Acri-20/04/2015:Il “Doppio in-canto” di Giulia Aloia e Angelo Minerva (di Luisiana Ruggieri)

Copertina Doppio in-canto
Copertina Doppio in-canto

Il “Doppio in-canto” di Giulia Aloia e Angelo Minerva

 

 

Luisiana Ruggieri

 

 

La vita è un immenso palcoscenico sul quale ognuno, in mezzo ad una moltitudine di propri simili, sostiene, da assoluto protagonista, la propria parte. Vastissima è la gamma dei sentimenti che possono essere espressi durante la recita: tristezza, malinconia, gioia, amore, passione, stupore, curiosità, incertezza, speranza, delusione, meraviglia e chissà quanti altri ancora.

Sulla variopinta scena, realtà e illusione si confondono continuamente, come in un incessante gioco di specchi, ed ogni cosa acquista valore e forma a seconda di chi osserva, della ricchezza del suo mondo interiore, della profondità della sua sensibilità.

C’è chi nasce, chi lasciandosi alle spalle le ombre della notte si affaccia sulla luce diafana dell’alba, chi si allontana, forse per sempre, verso le incognite del futuro, e partendo saluta coloro che restano; c’è chi con lo sguardo scruta il cielo, l’intermittente scintillio delle stelle, ormai già spentosi quando è giunto fino alla terra, chi dialoga con la silenziosa luna, chi genera e chi abbraccia il proprio figlio, chi si indigna per come la natura viene insensatamente oltraggiata, chi scopre negli intarsi delle nuvole strane presenze appena accennate, chi percepisce le voci più vive del creato e chi quelle più misteriose che filtrano prodigiosamente da mondi invisibili e paralleli.

Giulia Aloia e Angelo Minerva sono riusciti a raccogliere, nella loro originalissima opera, intitolata “Doppio in-canto”, tutto questo e tanto altro ancora; prodigiosamente, grazie ai loro versi ispirati e fluidi, hanno colto l’essenza stessa della vita in tutta la sua affascinante, struggente e misteriosa complessità.

Un dialogo pacato, inesorabilmente diretto, incredibilmente sincero si sviluppa, coerente e accattivante per tutto l’arco del poemetto e il lettore non può che restarne letteralmente rapito.

C’è al suo interno poesia e quindi ritmo e musicalità, ma anche un contenuto di grande spessore filosofico, da cui emergono problematiche legate ai quesiti più difficili a cui l’uomo ha da sempre cercato di dare una risposta.

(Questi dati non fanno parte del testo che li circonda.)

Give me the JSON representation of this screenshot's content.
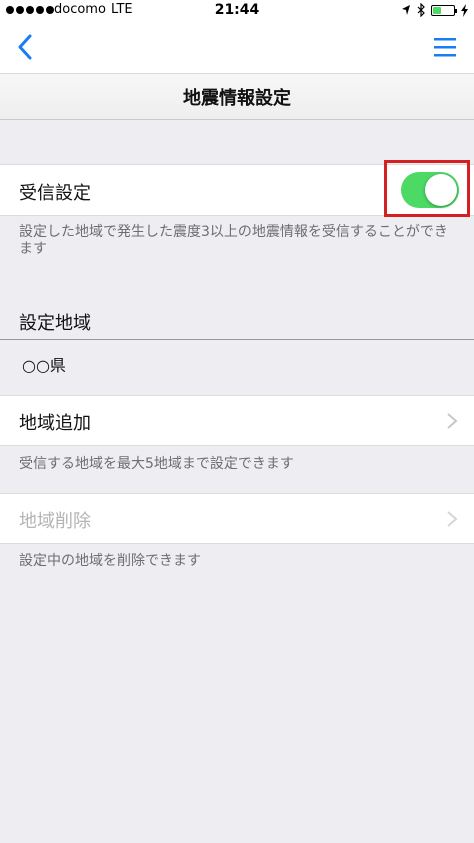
{
  "status_bar": {
    "carrier": "docomo",
    "network": "LTE",
    "time": "21:44"
  },
  "header": {
    "title": "地震情報設定"
  },
  "receive_setting": {
    "label": "受信設定",
    "toggle_on": true,
    "description": "設定した地域で発生した震度3以上の地震情報を受信することができます"
  },
  "region_section": {
    "header": "設定地域",
    "current_value": "○○県"
  },
  "add_region": {
    "label": "地域追加",
    "description": "受信する地域を最大5地域まで設定できます"
  },
  "delete_region": {
    "label": "地域削除",
    "enabled": false,
    "description": "設定中の地域を削除できます"
  },
  "colors": {
    "accent_blue": "#1a7cf5",
    "toggle_green": "#4cd964",
    "highlight_red": "#d42020",
    "background": "#eeedf2"
  }
}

Ragione e fede sembrano fondersi nel tentativo di sondare l’insondabile.

È un invito a seguire un itinerario di emozioni e sentimenti; quel cammino che, se non si perdesse spesso, l’uomo dovrebbe percorrere verso la consapevolezza di sé, la propria umana affermazione e il rispetto dei propri simili e di tutto ciò che lo circonda.

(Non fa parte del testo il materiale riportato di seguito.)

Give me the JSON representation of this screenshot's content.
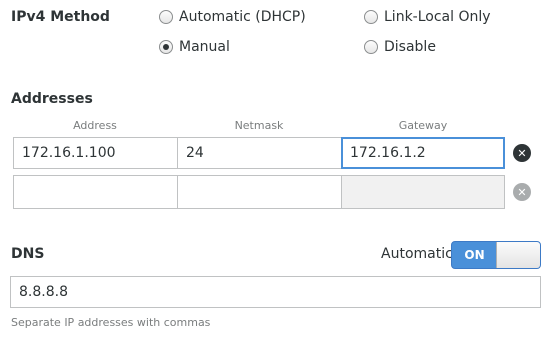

Per poter assaporare i magnifici versi dei due poeti, bisogna abbandonarsi al loro canto, trasferirsi nel loro magico mondo, accettare il rischio di affacciarsi sull’irreale, su un’altra dimensione, in uno spazio aperto attraversato dal vento caldo del deserto dove sembra di udire in lontananza le voci di una donna e di un uomo che raccontano la loro normale e al tempo stesso straordinaria storia.

“Antiche romanze narrano di amori perduti / e di eroismi inutili”, e quando il vento del deserto all’improvviso cessa di alitare su tutto, sembra di vedere quella donna e quell’uomo danzare insieme, sempre più leggeri e sfuocati, nell’aria ondeggiante per la calura. È amore? Non è amore? Non si sa!

Come da una serie numerosissima di scatole a sorpresa, le immagini si susseguono ad ogni strofa, a volte nel giro di pochi versi, fino a quella finale, surreale di Pinocchio, il burattino della celeberrima fiaba, che diventa bambino e proprio in quel momento “un miracolo al contrario si è compiuto!”

Pinocchio, svagato e incosciente, acquisterà la consapevolezza che prima non aveva, ed insieme anche la sua dolente, tragica essenza umana: è proprio questa la preziosa chiave di “Doppio in-canto”!

Meraviglioso e sconcertante, al tempo stesso, il messaggio dei due poeti: “I sogni sono giocattoli”, ma la realtà è ben diversa! Clamori e protagonismi non servono a niente, “la vera felicità è tutta nella pace”, ma pure questa può rivelarsi per l’uomo, ormai non più burattino, una delle tante lusinghe della vita, “che poi lo perde / nell’assenza infinita”.